Alle partijen in de samenwerking tonen leiderschap, waarbij ze medeverantwoordelijkheid dragen voor het geheel en tegelijkertijd verantwoordelijkheid dragen voor hun eigen deel. Er zijn formele of informele trekkers van de samenwerking die de focus houden op het resultaat voor de doelgroep, allianties en netwerken onderhouden, en zoeken naar de ruimte tussen de regels. 

Tips:  

  • Neem verantwoordelijkheid voor het geheel en niet alleen voor jouw eigen organisatie. Zorg als bestuurder voor langdurig bindende afspraken met andere partijen.  
  • Geef mensen de ruimte om af te wijken van bestaande werkwijzen. Zorg ervoor dat mensen die ruimte ook voelen en daar dus niet door directe leidinggevenden of stafmedewerkers op worden afgerekend. 
  • Communiceer binnen jouw organisatie in welke netwerken je zit en welke rol je daarin hebt, en waarom dat belangrijk is. Deel ervaringen in de samenwerking. 
  • Investeer in uren zodat mensen de mogelijkheid hebben om de kar te trekken en constant het inhoudelijke verhaal te vertellen waarom de opgave belangrijk is.  

7. Lerende aanpak

In een lerende aanpak wordt de samenwerking voortdurend besproken, geëvalueerd en bijgesteld. Regelmatig voeren samenwerkingspartners met elkaar het gesprek: Doen we de goede dingen? En doen we die dingen goed? Een lerende aanpak vraagt niet om grootse plannen, maar is een proces van kleine stappen. Een proces van continu bijsturen en gaandeweg leren welke oplossingen goed werken. 

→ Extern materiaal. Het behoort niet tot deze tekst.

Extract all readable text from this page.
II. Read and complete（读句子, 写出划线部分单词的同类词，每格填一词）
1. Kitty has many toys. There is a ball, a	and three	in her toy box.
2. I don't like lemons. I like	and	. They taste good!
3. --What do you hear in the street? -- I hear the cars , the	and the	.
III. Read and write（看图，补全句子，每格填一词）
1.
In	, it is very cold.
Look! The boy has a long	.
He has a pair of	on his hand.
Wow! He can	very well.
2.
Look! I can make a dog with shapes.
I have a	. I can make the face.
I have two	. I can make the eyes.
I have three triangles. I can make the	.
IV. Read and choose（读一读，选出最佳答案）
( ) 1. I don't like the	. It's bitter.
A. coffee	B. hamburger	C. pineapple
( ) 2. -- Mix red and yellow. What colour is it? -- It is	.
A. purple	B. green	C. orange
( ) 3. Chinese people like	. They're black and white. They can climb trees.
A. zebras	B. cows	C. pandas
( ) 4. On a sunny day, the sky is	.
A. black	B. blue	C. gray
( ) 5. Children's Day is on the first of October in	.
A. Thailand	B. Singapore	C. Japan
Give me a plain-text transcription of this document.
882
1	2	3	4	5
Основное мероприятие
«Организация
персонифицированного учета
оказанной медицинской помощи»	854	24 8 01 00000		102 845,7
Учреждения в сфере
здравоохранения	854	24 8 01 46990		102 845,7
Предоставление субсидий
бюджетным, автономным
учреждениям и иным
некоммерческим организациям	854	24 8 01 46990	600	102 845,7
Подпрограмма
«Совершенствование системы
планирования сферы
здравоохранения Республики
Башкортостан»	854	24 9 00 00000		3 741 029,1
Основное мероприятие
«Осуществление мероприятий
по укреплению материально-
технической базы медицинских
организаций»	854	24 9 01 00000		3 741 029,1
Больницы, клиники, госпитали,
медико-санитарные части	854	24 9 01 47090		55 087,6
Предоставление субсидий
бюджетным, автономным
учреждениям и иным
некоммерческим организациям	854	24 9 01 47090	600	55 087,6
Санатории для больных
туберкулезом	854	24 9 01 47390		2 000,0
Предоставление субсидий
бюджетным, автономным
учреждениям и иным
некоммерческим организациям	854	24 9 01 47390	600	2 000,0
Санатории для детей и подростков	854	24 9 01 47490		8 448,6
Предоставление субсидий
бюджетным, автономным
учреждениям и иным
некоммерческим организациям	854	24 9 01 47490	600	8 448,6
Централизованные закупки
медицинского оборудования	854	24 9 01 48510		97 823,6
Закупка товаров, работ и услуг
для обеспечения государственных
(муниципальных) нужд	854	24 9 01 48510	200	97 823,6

Monitoring is daarin geen aparte activiteit, maar een structureel onderdeel. Zo komen partijen tot een actieve meet-, leer- en verbeterbeweging, gericht op de beoogde maatschappelijke resultaten. 

Tips:  

  • Bij een lerende aanpak past een manier van sturen die leren en verbeteren daadwerkelijk ruimte geeft. Dat betekent: mensen opleiden, intervisie organiseren, casussen ter hand nemen, leerkringen met praktijk, beleid en wetenschap opzetten, oefenen en ervaren. Ruimte betekent dat professionals tijd hebben om te leren omgaan met nieuwe werkzaamheden en om hierbij fouten te mogen maken. 
  • Er zijn verschillende niveaus van leren: dat van de professional, beleid en management, bestuur, de interventie of aanpak, de organisatie, etc. Het is van belang dat al die niveaus worden gezien en zo mogelijk worden verbonden.  
  • Bouw regelmatige reflectie in op het samenwerken in netwerken. Veranker leren en reflecteren als processtap in de interne organisatie, zodat je structureel stilstaat bij het samenwerken in netwerken, gericht op je doel en wat dat voor je eigen organisatie betekent.